『母二人で“かぞく”はじめました』
LGBT当事者のカップルは子供をもたないケースが多くありますが、春ちゃんと麻ちゃんはともに以前、男性と結婚していて自分の子供がおり、その二人が一緒に暮らすというやや珍しい家族の形です。
春ちゃんの語り口が、とても柔らかく、ユーモアたっぷりですし、麻ちゃんがとてもさばさばしたキャラなのもあり、200ページの書籍ですがスラスラ読めます。
同性パートナーとの暮らしという視点だけでなく、子育てやがん治療の話などもでてくるので、近しい境遇・体験の読者はセクシュアリティに関係なく共感できるところも大いにある一冊です。
書籍概要
目次
第1話 小野春のこと
第2話 麻ちゃんのこと
第3話 子供たちのこと(幼少期)
第4話 結婚式のこと
第5話 両親のこと
第6話 子供たちのこと(小学生~思春期)
第7話 にじいろかぞくのこと
第8話 乳がんのこと
第9話 裁判のこと
小野春さんは、40過ぎの“ごく普通のバイセクシュアルのおばさん”です。

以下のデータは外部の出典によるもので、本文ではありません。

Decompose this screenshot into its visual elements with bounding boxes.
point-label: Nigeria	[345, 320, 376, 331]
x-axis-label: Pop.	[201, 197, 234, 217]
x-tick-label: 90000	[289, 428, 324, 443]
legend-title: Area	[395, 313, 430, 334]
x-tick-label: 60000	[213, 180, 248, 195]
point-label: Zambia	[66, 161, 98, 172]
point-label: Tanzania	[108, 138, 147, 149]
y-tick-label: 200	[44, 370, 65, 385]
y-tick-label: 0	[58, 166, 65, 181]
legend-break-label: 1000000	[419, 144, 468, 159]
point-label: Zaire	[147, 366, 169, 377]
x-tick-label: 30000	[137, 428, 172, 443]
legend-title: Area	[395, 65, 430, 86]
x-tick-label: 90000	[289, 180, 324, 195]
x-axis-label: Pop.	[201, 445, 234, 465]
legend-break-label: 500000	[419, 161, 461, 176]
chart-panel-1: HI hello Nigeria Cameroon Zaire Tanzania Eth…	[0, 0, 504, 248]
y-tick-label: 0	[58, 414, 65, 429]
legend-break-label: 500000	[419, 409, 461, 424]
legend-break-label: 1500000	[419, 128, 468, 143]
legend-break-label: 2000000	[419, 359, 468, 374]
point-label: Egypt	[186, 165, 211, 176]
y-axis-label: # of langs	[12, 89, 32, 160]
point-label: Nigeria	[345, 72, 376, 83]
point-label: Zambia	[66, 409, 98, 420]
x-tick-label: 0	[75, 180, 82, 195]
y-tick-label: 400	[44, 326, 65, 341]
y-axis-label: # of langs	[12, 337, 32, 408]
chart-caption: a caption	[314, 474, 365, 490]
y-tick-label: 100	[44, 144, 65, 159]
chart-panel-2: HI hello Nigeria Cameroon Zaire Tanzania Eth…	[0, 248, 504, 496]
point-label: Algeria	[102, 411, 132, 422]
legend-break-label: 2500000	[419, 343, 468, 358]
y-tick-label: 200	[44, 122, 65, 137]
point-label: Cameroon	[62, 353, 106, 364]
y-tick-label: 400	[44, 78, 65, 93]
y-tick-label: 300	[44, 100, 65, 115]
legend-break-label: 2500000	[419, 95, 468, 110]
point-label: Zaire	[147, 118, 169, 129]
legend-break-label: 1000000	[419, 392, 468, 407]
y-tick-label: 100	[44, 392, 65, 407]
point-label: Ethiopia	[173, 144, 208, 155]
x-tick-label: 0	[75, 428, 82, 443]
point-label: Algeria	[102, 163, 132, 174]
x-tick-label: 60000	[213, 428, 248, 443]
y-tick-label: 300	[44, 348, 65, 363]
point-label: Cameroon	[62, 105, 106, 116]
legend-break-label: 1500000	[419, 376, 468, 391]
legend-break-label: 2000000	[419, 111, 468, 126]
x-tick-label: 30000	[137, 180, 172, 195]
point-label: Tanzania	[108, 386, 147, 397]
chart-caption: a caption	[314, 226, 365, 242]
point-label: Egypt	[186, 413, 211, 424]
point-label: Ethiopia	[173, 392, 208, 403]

二人の男の子を“孤育て”しているときに、麻ちゃんと出会い、同性パートナーとして一緒に暮らしていくことを決意します。麻ちゃんのこどもも含めた母2人、子供3人の家族の話です。
印象的なコンテンツ
『ノンケ(異性愛)の女性のみなさんは、男性だけを好きになりますよね。でも、私はそれが“3センチほど右にズレた”ような感じ。結果的に背別の線をまたいで男女ともに好きになっている、という具合です。』(P12)

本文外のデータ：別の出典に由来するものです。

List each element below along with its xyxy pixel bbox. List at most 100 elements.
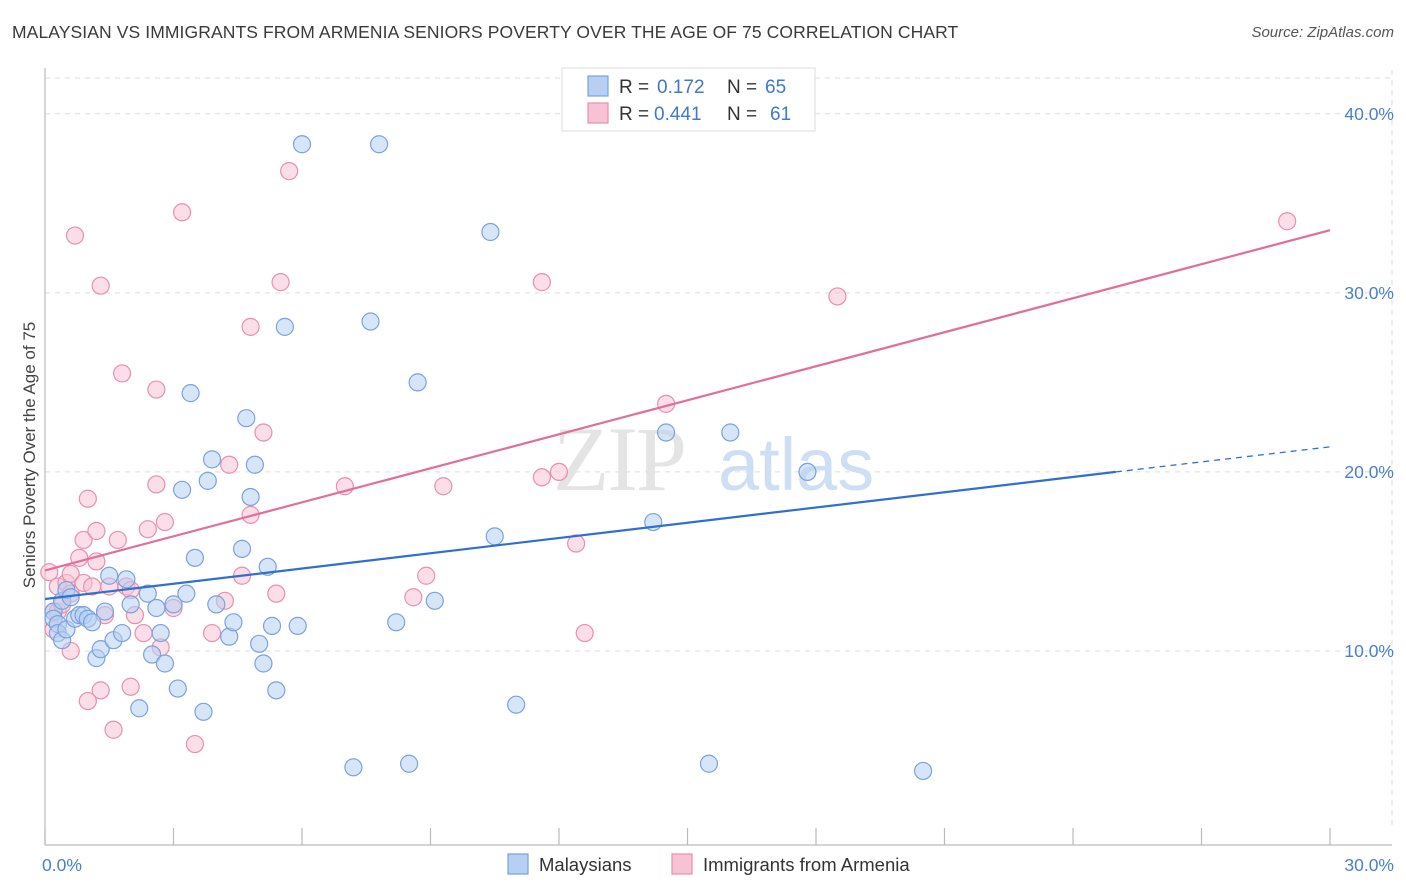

小野さんが自分自身のセクシュアリティについて説明をしている場面です。レズビアンとバイセクシュアルの微妙な違いや感覚をこのように表現しています。小野さんとしては、付き合う相手が女性でも男性でも大差がないのに、どちらと付き合うかで周りの状況ががらりと変わるというのがバイセクシュアルの特徴であり、そのややこしさにふりまわされてきたそうです。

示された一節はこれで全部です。